Why not just simply reduce the impact of healing? Recall that Blizzard did exactly that in 3.3.2, with an across-the-board 10% nerf to all PvP healing. But only endgame saw a significant number of players using resilience, so nerfing healing too much would (more greatly) unbalance non-endgame PvP.
How does Blizzard fix this situation? The first (but not the easiest) way is to engineer an item squish, removing the logarithmic stat growth. While ideal, redoing the stats of three (soon to be four) expansions' worth of items is no small task.
The second way is to reduce overall stats without an item squish, by removing items from the game or reducing the number of equipment slots. However, this can quickly oversimplify gearing choices. Even though Blizzard will eliminate the relic/wand/bow/gun slot, Blizzard made it clear they will increase the stats on these items to match current main hand and two hand weapons, and make the displaced weapons usable in the main weapon slots. Expect no significant impact to overall stats.

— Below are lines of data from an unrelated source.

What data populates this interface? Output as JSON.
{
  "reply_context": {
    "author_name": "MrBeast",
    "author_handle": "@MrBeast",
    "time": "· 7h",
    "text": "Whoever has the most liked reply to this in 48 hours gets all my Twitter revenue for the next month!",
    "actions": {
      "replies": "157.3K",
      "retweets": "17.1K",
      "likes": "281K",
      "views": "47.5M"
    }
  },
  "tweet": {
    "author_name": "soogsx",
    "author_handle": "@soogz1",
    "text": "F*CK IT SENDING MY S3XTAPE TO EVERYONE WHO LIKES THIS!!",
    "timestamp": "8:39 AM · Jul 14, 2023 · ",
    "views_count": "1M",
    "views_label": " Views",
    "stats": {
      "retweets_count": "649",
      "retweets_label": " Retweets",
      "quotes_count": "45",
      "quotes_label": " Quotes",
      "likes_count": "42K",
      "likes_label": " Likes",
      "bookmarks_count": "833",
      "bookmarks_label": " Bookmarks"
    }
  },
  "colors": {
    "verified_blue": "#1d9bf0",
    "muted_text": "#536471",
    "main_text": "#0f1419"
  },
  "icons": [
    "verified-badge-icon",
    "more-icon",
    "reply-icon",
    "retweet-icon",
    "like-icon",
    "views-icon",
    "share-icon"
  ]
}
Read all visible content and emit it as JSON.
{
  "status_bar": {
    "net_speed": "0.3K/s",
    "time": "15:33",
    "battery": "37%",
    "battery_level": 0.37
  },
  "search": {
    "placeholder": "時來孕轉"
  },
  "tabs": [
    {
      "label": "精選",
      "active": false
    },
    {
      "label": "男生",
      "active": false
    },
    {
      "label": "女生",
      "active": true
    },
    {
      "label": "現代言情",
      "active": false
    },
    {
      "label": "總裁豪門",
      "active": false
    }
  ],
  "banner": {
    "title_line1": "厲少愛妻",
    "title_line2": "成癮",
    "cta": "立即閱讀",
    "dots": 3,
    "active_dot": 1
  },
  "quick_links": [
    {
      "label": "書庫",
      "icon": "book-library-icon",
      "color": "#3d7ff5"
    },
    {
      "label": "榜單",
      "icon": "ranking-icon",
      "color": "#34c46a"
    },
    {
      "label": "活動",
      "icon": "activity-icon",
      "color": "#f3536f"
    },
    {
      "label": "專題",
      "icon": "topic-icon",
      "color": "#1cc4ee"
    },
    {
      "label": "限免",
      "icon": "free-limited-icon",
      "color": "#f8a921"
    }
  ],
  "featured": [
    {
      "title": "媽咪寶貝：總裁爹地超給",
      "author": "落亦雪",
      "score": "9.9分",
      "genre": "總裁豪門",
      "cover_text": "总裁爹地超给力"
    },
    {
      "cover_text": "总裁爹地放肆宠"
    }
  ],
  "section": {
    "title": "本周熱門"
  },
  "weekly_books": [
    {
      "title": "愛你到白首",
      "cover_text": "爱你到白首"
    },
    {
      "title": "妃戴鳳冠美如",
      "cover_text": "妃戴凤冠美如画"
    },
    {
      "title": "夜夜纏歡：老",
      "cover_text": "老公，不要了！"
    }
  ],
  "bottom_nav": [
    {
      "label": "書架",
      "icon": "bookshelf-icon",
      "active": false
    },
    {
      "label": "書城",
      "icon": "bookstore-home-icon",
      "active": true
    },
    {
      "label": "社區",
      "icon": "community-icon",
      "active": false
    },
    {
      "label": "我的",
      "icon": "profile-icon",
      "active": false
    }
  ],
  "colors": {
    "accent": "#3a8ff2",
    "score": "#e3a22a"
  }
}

The third way is to take resilience to an even greater extreme, and offer a countervailing stat to keep healers from getting too strong. Not by accident, Blizzard announced they will give everyone 30% baseline resilience, and will introduce "PvP power" as a replacement for the soon-to-be obsolete spell penetration stat. While PvP power will increase both damage and healing, damage dealers will benefit more from PvP power since healers won't want to stack too much PvP power and risk losing efficiency by overhealing.
To help mitigate the impact of CCs, Kre suggested combining more CC diminishing returns, or exponentially increasing the cooldown of CCs. Myriad possibilities abound, and Eldacar eloquently describes both the impact of CCs in the game as they stand now, and the need for solutions.
The changes coming in Mists of Pandaria bring two possibilities for PvP in World of Warcraft. If balanced well, PvP in WoW could grant enough survivability to give newer players breathing room to grow, while providing veteran players some great playstyle choices and demanding team tactics. If Blizzard's choices do not pan out, WoW PvP could descend into a cesspit of unkillable healers, ridiculously strong glass cannons, and a "quick draw" environment where the first player to land a hit or a CC usually wins. If the second possibility comes to pass, expect a mass exodus from WoW PvP.
The MoP prepatch means much for WoW. Certainly adjustments will continue clear into the launch of Mists, but the prepatch will set the tone for the expansion, and Blizzard needs to get this right to keep PvP fun. Merged battlegrounds, the random BG finder, and "queue from anywhere" did much to increase access and reduce wait times, but we need a game worth playing, and the prepatch to Mists of Pandaria will show us what we can expect from WoW in the new expansion.